AI agents invoke blog_publish_post to trigger actions in Mcp Blog. What it does depends on the arguments the agent supplies, and its effects often reach beyond the immediate call — builds kicked off, notifications sent, workflows started.
This tool both writes data (saves markdown/frontmatter to S3) and triggers an external CI/CD pipeline (fires a GitHub Actions build to publish). The most severe applicable category is Execute, because it triggers an external operation (GitHub Actions workflow) whose effects depend on the provided content. The blast radius is high since misuse could publish unintended content publicly and trigger build pipelines.
From the tool's definition S3 に保存し、GitHub Actions ビルドを発火させて公開する
Attacks that exploit this kind of access
AI 補正済みの markdown と frontmatter を S3 に保存し、GitHub Actions ビルドを発火させて公開する。. It is categorised as a Execute tool in the Mcp Blog MCP Server, which means it can trigger actions or run processes. Use rate limits and argument validation.
Register the Mcp Blog MCP server in PolicyLayer and add a rule for blog_publish_post: allow, deny, rate-limit, or require approval. Point your MCP client at the PolicyLayer proxy URL and the rule is enforced on every call, before it reaches Mcp Blog. Nothing to install.
blog_publish_post is a Execute tool with high risk. Execute tools should be rate-limited and have argument validation enabled.

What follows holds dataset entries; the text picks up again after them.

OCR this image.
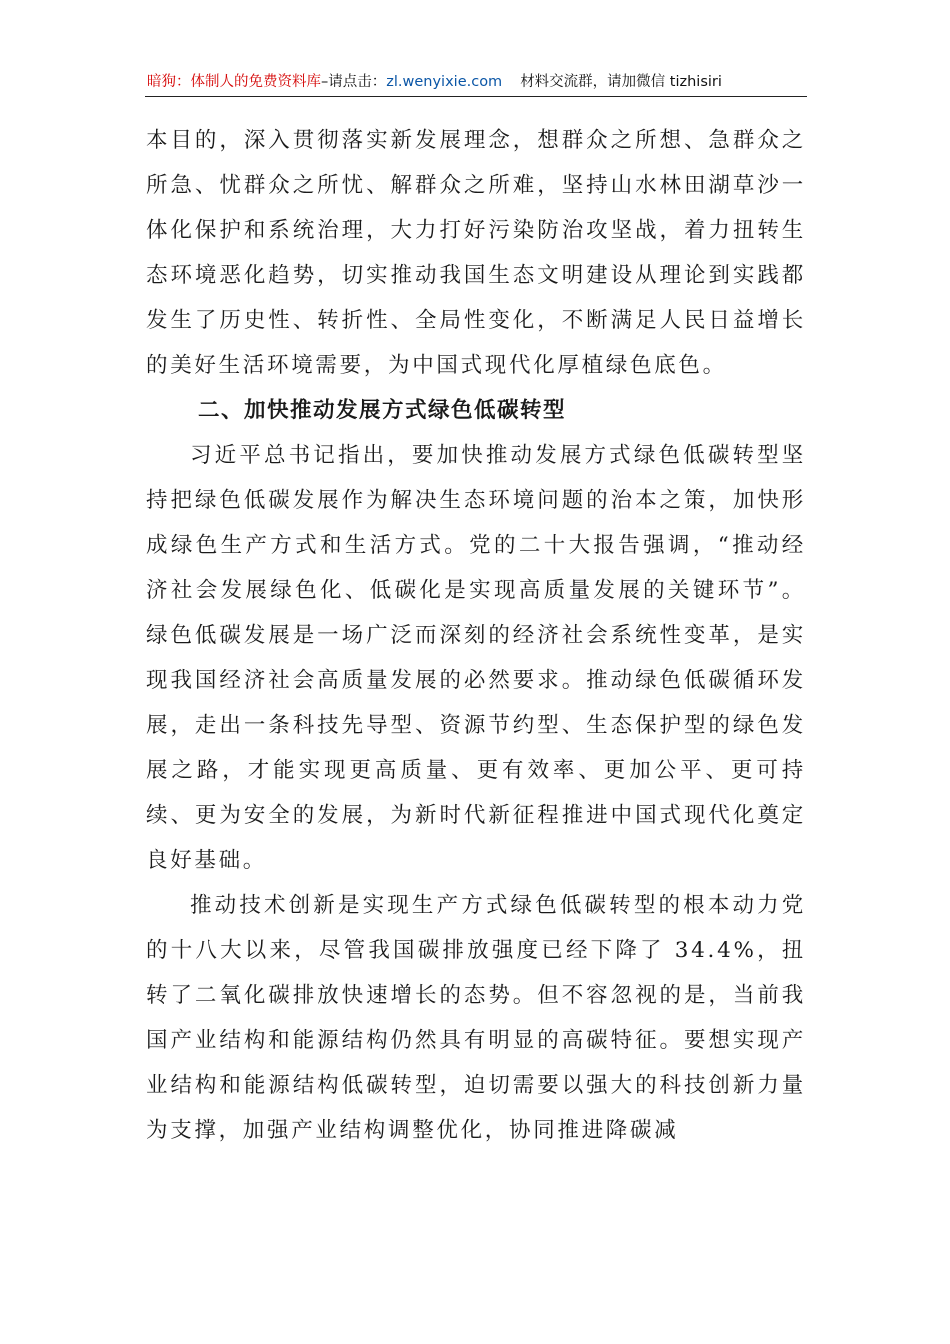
暗狗：体制人的免费资料库–请点击：zl.wenyixie.com 材料交流群，请加微信 tizhisiri

本目的，深入贯彻落实新发展理念，想群众之所想、急群众之所急、忧群众之所忧、解群众之所难，坚持山水林田湖草沙一体化保护和系统治理，大力打好污染防治攻坚战，着力扭转生态环境恶化趋势，切实推动我国生态文明建设从理论到实践都发生了历史性、转折性、全局性变化，不断满足人民日益增长的美好生活环境需要，为中国式现代化厚植绿色底色。

二、加快推动发展方式绿色低碳转型

习近平总书记指出，要加快推动发展方式绿色低碳转型坚持把绿色低碳发展作为解决生态环境问题的治本之策，加快形成绿色生产方式和生活方式。党的二十大报告强调，“推动经济社会发展绿色化、低碳化是实现高质量发展的关键环节”。绿色低碳发展是一场广泛而深刻的经济社会系统性变革，是实现我国经济社会高质量发展的必然要求。推动绿色低碳循环发展，走出一条科技先导型、资源节约型、生态保护型的绿色发展之路，才能实现更高质量、更有效率、更加公平、更可持续、更为安全的发展，为新时代新征程推进中国式现代化奠定良好基础。

推动技术创新是实现生产方式绿色低碳转型的根本动力党的十八大以来，尽管我国碳排放强度已经下降了 34.4%，扭转了二氧化碳排放快速增长的态势。但不容忽视的是，当前我国产业结构和能源结构仍然具有明显的高碳特征。要想实现产业结构和能源结构低碳转型，迫切需要以强大的科技创新力量为支撑，加强产业结构调整优化，协同推进降碳减
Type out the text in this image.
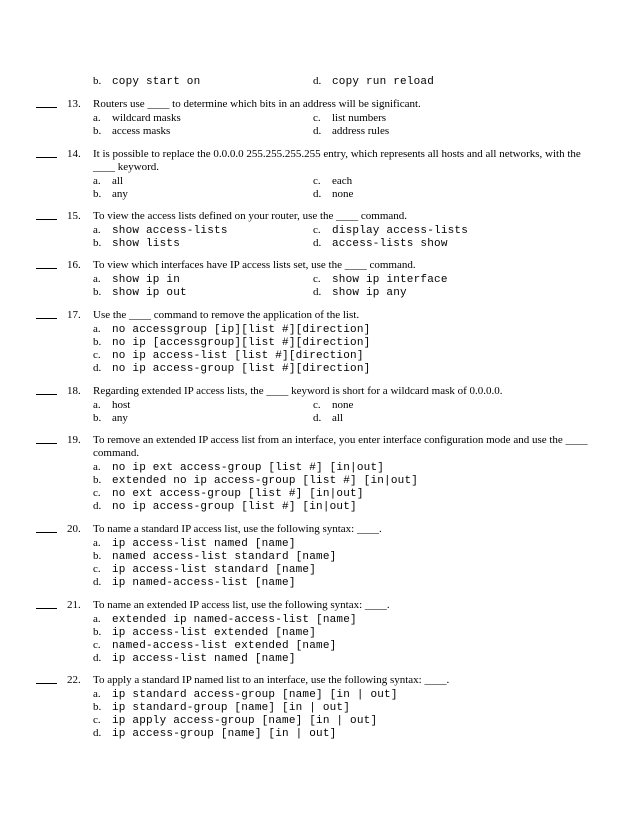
b. copy start on	d. copy run reload
13.	Routers use ____ to determine which bits in an address will be significant.
a. wildcard masks	c. list numbers
b. access masks	d. address rules
14.	It is possible to replace the 0.0.0.0 255.255.255.255 entry, which represents all hosts and all networks, with the ____ keyword.
a. all	c. each
b. any	d. none
15.	To view the access lists defined on your router, use the ____ command.
a. show access-lists	c. display access-lists
b. show lists	d. access-lists show
16.	To view which interfaces have IP access lists set, use the ____ command.
a. show ip in	c. show ip interface
b. show ip out	d. show ip any
17.	Use the ____ command to remove the application of the list.
a. no accessgroup [ip][list #][direction]
b. no ip [accessgroup][list #][direction]
c. no ip access-list [list #][direction]
d. no ip access-group [list #][direction]
18.	Regarding extended IP access lists, the ____ keyword is short for a wildcard mask of 0.0.0.0.
a. host	c. none
b. any	d. all
19.	To remove an extended IP access list from an interface, you enter interface configuration mode and use the ____ command.
a. no ip ext access-group [list #] [in|out]
b. extended no ip access-group [list #] [in|out]
c. no ext access-group [list #] [in|out]
d. no ip access-group [list #] [in|out]
20.	To name a standard IP access list, use the following syntax: ____.
a. ip access-list named [name]
b. named access-list standard [name]
c. ip access-list standard [name]
d. ip named-access-list [name]
21.	To name an extended IP access list, use the following syntax: ____.
a. extended ip named-access-list [name]
b. ip access-list extended [name]
c. named-access-list extended [name]
d. ip access-list named [name]
22.	To apply a standard IP named list to an interface, use the following syntax: ____.
a. ip standard access-group [name] [in | out]
b. ip standard-group [name] [in | out]
c. ip apply access-group [name] [in | out]
d. ip access-group [name] [in | out]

Yes. Add a rate_limit block to the blog_publish_post rule in your PolicyLayer policy. For example, setting max: 10 and window: 60 limits the tool to 10 calls per minute. Rate limits are tracked per agent session and reset automatically.
Set action: deny in the PolicyLayer policy for blog_publish_post. The AI agent will receive a policy violation error and cannot call the tool. You can also include a reason field to explain why the tool is blocked.
blog_publish_post is provided by the Mcp Blog MCP server (masatoshisano/mcp-blog). PolicyLayer sits as a proxy in front of this server to enforce policies before tool calls reach the server.
Every MCP server has a record like this.
Type a name, get the same breakdown: verified identity, auth posture, risk grade, capabilities, recommended policy.